I changed "import datetime" to "from datetime import datetime" and fixed the issue.

But I don't know why Django generated migration file using datetime instead datetime.datetime.

comment:3 by Simon Charette, 8 years ago

What's you model's end_date default? I tried reproducing with datetime.datetime.now() and datetime(2016, 7, 4, 15, 18, 59, 481979) and in both cases the appropriate object (datetime.datetime) was imported correctly in the generated migration.

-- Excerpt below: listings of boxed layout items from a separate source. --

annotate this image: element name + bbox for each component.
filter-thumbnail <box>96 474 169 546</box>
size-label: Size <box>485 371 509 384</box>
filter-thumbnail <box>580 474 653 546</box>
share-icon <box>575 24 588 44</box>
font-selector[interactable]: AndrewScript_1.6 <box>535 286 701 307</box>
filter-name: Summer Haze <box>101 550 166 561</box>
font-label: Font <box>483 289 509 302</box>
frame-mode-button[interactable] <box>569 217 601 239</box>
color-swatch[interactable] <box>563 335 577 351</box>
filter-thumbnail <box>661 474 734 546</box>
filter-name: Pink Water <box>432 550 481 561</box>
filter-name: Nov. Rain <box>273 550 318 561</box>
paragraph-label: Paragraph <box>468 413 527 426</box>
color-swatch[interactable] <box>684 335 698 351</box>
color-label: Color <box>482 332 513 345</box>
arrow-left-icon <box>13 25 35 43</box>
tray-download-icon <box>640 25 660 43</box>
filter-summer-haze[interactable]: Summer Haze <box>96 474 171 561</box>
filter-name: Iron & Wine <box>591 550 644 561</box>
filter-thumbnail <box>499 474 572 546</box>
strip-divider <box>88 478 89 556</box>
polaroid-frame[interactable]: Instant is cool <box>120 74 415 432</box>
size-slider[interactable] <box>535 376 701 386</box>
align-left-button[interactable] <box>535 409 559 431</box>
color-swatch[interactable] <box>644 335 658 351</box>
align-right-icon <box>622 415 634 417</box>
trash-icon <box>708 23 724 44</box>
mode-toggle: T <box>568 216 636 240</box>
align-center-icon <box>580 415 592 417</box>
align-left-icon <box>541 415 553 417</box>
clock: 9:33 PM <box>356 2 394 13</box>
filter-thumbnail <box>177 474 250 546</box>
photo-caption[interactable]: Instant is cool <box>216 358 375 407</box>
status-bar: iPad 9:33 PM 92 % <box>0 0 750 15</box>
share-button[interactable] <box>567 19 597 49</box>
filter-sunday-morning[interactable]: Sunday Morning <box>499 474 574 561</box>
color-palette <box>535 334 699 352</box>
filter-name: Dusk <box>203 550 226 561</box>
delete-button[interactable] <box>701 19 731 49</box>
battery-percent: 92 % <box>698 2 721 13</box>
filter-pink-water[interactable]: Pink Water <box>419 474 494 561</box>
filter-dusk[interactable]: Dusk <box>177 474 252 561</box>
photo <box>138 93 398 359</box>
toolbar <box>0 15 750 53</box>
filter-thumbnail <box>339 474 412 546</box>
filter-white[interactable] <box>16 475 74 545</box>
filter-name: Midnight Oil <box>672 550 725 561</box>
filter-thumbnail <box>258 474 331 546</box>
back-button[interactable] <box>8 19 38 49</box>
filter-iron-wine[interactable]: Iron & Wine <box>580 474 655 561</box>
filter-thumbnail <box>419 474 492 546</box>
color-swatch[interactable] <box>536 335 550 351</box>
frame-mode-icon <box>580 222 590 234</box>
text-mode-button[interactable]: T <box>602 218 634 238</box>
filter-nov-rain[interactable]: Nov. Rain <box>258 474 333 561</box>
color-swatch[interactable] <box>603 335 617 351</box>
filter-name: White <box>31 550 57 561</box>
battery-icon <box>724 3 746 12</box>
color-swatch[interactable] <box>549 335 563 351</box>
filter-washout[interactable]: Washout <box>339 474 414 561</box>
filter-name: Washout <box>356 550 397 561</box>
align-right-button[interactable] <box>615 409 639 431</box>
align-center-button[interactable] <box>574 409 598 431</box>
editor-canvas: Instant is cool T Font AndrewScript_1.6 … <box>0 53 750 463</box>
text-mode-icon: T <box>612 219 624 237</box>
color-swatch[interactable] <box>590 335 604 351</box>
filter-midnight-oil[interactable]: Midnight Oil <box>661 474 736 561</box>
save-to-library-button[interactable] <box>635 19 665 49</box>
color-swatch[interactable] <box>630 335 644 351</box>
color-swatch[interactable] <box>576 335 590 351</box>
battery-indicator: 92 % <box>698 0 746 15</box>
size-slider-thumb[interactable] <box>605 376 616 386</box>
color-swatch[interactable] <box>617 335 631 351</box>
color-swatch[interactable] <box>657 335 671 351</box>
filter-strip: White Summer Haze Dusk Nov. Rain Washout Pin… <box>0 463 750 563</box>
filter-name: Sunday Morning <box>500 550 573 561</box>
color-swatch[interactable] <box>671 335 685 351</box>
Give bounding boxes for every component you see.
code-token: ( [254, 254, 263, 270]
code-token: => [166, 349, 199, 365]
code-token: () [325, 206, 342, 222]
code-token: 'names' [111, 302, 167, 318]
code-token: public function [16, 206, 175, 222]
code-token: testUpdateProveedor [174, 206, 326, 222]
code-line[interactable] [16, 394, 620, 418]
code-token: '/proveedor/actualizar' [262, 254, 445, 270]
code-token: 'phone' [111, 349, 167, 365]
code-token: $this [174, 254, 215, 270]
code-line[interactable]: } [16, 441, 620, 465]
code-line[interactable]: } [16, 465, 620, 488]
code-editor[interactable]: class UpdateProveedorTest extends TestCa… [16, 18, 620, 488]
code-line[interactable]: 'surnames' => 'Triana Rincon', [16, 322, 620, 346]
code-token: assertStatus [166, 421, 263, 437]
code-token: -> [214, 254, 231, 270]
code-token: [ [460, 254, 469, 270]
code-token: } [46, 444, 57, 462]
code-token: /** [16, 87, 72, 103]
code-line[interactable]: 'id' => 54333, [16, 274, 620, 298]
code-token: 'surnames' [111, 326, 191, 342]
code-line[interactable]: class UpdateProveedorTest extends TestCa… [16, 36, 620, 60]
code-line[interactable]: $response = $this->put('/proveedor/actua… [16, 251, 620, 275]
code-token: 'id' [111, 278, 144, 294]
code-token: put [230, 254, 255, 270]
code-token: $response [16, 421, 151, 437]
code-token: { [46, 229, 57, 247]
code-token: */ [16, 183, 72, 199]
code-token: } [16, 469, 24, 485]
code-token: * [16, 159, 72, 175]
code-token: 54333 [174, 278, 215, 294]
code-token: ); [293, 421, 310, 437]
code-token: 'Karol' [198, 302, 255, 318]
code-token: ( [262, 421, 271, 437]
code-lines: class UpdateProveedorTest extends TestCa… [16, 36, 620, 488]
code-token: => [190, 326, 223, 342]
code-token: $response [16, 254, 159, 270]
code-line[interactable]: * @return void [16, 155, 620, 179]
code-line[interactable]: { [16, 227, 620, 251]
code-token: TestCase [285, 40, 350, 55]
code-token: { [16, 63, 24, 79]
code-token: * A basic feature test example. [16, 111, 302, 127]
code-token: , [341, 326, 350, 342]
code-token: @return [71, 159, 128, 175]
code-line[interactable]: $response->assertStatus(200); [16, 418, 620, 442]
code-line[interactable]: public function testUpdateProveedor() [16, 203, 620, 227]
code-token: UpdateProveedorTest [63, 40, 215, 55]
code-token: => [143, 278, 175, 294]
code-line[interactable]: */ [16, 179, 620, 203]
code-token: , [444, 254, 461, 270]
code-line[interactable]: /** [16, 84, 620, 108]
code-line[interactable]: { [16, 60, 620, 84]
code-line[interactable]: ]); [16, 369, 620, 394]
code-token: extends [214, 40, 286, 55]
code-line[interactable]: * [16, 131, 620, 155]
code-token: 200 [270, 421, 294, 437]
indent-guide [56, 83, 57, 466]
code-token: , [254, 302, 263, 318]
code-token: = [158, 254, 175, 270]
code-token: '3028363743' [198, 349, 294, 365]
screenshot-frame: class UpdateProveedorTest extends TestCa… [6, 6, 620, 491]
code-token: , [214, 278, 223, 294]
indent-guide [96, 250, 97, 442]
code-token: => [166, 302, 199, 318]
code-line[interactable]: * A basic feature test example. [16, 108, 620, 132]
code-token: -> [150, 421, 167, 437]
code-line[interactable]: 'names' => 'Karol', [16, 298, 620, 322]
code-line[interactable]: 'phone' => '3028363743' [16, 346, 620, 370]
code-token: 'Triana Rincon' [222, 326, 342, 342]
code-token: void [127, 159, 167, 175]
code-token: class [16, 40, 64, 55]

comment:4 by Henrique Chehad, 8 years ago

Thank you. Located the problem. Is local.

The default option calls another code that have the bellow code:

try:
    from django.utils.timezone import utc, now, today
except ImportError:
    return datetime.now()

Django 1.9 doesn't have the path "django.utils.timezone.now"

The ImportError returns the wrong value!

Thank you!

comment:5 by Henrique Chehad, 8 years ago

Resolution: needsinfofixed

comment:6 by Simon Charette, 8 years ago

Resolution: fixedinvalid

comment:7 by cronywalls, 6 years ago

This error statement TypeError: 'module' object is not callable is raised as you are being confused about the Class name and Module name. The problem is in the import line . You are importing a module, not a class. This happend because the module name and class name have the same name .

If you have a class "MyClass" in a file called "MyClass.py" , then you should import :

from MyClass import MyClass

In Python , a script is a module, whose name is determined by the filename . So when you start out your file MyClass.py with import MyClass you are creating a loop in the module structure.

In Python, everything (including functions, methods, modules, classes etc.) is an object , and methods are just attributes like every others. So,there's no separate namespaces for methods. So when you set an instance attribute, it shadows the class attribute by the same name. The obvious solution is to give attributes different names.